Os mitos sobreviveram através da tradição oral (pais transmitiam aos filhos os conhecimentos herdados dos avós) onde narravam as aventuras de seu povo, sua etnia, as origens do mundo, etc., buscando assim um sentido para a preservação da espécie e fortalecer os laços de confiança entre iguais. Já os ritos (sacrifícios de animais) buscavam através da morte, expulsar os sofrimentos vividos no passado pelo grupo religioso.

Na história do cristianismo não é diferente. A princípio, na tradição judaica, diante da falta de comida, o povo hebreu migrou para o Egito, lá foram escravizados e o coração do faraó egípcio só foi tocado quando morreu o seu filho primogênito. Para se protegerem do anjo da morte, toda família judaica sacrificou um cordeiro e pintou a porta de sua casa com o sangue do animal.
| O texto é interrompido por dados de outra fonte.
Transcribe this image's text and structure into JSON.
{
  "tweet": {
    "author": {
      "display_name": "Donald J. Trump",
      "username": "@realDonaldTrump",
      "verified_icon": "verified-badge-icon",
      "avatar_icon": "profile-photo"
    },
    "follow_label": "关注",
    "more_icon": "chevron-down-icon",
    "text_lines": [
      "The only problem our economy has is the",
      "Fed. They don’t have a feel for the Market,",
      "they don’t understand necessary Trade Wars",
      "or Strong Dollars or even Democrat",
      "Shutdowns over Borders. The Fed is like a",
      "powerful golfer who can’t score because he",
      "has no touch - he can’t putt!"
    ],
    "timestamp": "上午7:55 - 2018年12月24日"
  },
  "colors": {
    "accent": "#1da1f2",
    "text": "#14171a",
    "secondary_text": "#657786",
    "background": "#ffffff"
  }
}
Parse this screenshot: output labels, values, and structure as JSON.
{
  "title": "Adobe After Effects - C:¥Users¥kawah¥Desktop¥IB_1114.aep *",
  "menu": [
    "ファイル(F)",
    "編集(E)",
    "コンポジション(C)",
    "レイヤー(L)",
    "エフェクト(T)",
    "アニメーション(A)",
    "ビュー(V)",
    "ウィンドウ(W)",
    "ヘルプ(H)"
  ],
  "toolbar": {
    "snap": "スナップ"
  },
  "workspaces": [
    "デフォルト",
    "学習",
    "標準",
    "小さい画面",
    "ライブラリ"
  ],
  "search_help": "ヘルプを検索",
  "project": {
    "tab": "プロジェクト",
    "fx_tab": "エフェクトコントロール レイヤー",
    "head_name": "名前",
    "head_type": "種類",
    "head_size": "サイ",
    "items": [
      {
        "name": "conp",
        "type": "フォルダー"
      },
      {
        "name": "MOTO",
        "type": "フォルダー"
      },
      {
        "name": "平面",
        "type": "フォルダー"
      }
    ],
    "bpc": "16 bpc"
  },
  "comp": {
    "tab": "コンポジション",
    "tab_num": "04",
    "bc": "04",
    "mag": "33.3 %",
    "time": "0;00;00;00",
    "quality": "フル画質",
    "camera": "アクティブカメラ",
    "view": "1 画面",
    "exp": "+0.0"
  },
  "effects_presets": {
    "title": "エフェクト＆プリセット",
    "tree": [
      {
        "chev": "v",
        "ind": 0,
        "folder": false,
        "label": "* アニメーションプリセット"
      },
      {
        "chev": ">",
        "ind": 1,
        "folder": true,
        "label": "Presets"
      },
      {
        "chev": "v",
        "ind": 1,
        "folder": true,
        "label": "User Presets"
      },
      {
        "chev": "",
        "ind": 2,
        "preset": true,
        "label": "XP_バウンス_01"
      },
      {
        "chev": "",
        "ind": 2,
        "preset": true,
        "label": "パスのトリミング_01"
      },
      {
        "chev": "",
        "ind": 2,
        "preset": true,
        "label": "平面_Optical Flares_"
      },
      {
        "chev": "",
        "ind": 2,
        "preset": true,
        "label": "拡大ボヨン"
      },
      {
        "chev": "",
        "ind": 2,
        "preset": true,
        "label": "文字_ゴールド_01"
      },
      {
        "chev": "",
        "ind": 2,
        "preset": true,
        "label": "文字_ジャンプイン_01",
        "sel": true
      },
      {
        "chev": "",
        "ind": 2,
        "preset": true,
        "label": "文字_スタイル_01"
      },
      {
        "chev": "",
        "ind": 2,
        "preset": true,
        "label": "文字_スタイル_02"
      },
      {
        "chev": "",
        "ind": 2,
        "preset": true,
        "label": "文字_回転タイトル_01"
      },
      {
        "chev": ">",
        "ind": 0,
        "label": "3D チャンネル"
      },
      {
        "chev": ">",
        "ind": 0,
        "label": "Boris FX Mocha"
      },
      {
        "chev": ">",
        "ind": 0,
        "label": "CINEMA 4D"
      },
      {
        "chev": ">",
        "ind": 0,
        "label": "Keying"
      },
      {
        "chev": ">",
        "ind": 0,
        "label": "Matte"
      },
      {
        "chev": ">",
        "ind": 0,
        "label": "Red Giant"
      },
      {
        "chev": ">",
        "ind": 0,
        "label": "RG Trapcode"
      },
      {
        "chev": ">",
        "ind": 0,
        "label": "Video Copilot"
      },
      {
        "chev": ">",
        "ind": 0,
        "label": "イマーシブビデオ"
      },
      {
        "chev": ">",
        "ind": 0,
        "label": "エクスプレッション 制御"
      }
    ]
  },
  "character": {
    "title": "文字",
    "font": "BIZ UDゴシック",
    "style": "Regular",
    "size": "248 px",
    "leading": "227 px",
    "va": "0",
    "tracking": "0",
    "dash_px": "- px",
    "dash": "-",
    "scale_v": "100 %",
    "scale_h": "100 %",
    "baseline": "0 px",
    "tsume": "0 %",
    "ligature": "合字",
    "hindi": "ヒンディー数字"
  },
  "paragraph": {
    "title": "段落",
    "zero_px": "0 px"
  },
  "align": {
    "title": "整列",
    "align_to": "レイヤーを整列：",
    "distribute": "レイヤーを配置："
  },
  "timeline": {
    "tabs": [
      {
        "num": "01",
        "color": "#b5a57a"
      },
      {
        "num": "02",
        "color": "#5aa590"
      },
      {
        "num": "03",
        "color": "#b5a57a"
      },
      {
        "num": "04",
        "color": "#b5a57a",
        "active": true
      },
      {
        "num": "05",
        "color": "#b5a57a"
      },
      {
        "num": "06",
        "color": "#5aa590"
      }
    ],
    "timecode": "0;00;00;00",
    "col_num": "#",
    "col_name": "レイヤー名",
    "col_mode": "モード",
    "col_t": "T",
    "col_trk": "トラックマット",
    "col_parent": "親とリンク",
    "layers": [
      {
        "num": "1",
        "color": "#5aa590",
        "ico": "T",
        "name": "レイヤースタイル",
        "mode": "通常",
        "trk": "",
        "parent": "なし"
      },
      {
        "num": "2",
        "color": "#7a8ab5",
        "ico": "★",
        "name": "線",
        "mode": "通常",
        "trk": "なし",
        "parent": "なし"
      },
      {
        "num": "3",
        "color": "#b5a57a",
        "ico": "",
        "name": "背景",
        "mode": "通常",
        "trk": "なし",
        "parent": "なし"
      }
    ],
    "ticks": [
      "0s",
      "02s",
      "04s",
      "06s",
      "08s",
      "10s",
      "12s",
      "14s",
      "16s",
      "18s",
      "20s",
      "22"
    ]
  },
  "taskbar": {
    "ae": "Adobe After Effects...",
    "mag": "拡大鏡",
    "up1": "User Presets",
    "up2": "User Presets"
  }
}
Passados muitos anos, já em Israel, Jesus era um dos muitos profetas que vagava com seus apóstolos pela árida geografia do lugar onde nasceu. Neste tempo, uma das características do povo judeu era a hospitalidade, assim organizavam toda a cidade para receber os visitantes que iriam ao templo realizar os rituais (Páscoa) que lembravam o sofrimento do povo judeu no Egito.

Foi em uma dessas peregrinações com seus discípulos para celebrarem a Páscoa que Jesus, que já havia sido denunciado pelas autoridades sacerdotais para os romanos, foi preso e crucificado. Portanto, temos a última ceia com os apóstolos, a solidão no Getsemani, na sexta feira a crucificação e no domingo, sua ressurreição.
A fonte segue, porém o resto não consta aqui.